The topic of the meeting that thursday night was Internet
activism.The campaign has a website for some years
(www.nsysu.edu.tw/sccid/mpa), and is  associated with various
groups and networks, worldwide, which fight against dams as well.
How can new  media be used, starting from this advanced level,
with such a motivated and experienced group of activists? The
crucial, perhaps final media campaign starts any time soon.
RTMark, etoy, mcspotlight, any suggestions? Please mail to Chang
Cheng-Yang (mpa@listserv.nsysu.edu.tw).

The second part took place in Taipei, and started with a press
conference, a meeting with representatives of twenty 'new' social
movements, of which most of made active use of e-mail,
mailinglists and websites. Taiwan, known for its computer
hardware manufacture, is hardly visible on the Internet map,
mainly because of a language problem on the Western side (namely,
not understanding Mandarin). It is needless to say that Internet
is growing at a speed rate, with e-commerce, in its US-American
form, as the dominant rhetoric. In this climate, with a relative
weak net.culture, media companies can easily dominate this new
medium. Some examples. A list called 'South', run by two editors
(yuchang@ms7.url.com.tw) has a readership of 35.000, with little
or no back channels. A business newsletter even has over 300.000
e-mail subscribers. Like in Japan, the more intimate
communication happens through (telnet) bulletin board systems.
Websites are simply too public. After having changed identity,
being able express one self anonymously, Taiwanese net.culture
suddenly awakes.

The screening of a video, full of hardcore European realities
(war, drugs, pop), Victims of Geography, is causing a healthy
dose of cultural confusion. What is this gay nihilism, fighting
for independent media without any social or political agenda?
Digital existentialism, made in Yugoland. Attention is now
shifting from contemporary media activism to convergence, mergers
of telcos and the media industry, IPOs and the e-goldrush -
global trends also happening in Taiwan. The island seems to be
more international, even compared to a few years ago. More and
more speakers, curators and artists are coming over for a visit,
and work.
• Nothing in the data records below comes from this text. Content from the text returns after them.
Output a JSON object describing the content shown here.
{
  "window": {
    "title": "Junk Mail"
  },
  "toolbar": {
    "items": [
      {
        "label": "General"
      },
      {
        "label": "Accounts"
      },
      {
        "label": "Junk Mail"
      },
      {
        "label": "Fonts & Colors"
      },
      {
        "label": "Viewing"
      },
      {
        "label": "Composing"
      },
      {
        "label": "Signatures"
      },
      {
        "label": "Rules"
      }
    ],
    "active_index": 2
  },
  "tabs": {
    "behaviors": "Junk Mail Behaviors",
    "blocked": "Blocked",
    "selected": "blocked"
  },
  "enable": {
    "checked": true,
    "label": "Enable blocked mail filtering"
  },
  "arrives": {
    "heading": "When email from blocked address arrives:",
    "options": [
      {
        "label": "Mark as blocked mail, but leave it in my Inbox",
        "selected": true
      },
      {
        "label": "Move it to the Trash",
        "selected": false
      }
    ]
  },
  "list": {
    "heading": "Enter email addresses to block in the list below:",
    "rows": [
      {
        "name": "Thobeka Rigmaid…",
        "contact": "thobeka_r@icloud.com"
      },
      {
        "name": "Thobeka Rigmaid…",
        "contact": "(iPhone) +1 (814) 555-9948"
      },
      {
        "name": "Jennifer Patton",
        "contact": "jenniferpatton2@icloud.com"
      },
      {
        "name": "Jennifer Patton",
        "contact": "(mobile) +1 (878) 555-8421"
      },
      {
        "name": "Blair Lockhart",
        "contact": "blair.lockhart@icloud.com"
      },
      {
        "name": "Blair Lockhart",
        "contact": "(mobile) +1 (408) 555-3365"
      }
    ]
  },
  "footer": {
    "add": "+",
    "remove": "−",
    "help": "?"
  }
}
This weekend we attended a lecture by the French
theorist of new social movements Alain Touraine, and a mass
performance by the somewhat sad, melancholic, yet extremely
successful Peter Eisenman, who is now building a museum in
Hsinchu.

The discovery of an unused new media arts lab at the National
Arts Institute,  packed with high-tech, including video and audio
studios, without any students, hidden away amidst traditional and
classic modern arts, gives an indication of the problems and
hopefully potentials of new media. Computers are good for making
money, and shipping chunks of data from here to there, and
everywhere, but do automatically produce distributed, democratic
structure, nor arts. In the next years we will see the rise of
Internet use, and Taiwan will play a very interesting role in
this, obviously because of the overwhelming, yet not always
explicit presence of mainland China. The staged state propaganda
war between Taipei and Beijing will be fought via the Internet,
yes. And there will be cyberterrorism, or let us say infowar.
But this is all predictable. What the mainland can't produce is
an open, lively and diverse civic net culture. Taiwan is about to
develop such structures and networks, and the 921 quake is
certainly a catalyst. But networks are not build overnight. They
grow, sometimes fast, at times in unpredictable directions. And
their impact remain invisible, as this is their very nature. So
do not wonder if you forget networks on Taiwan. For a while.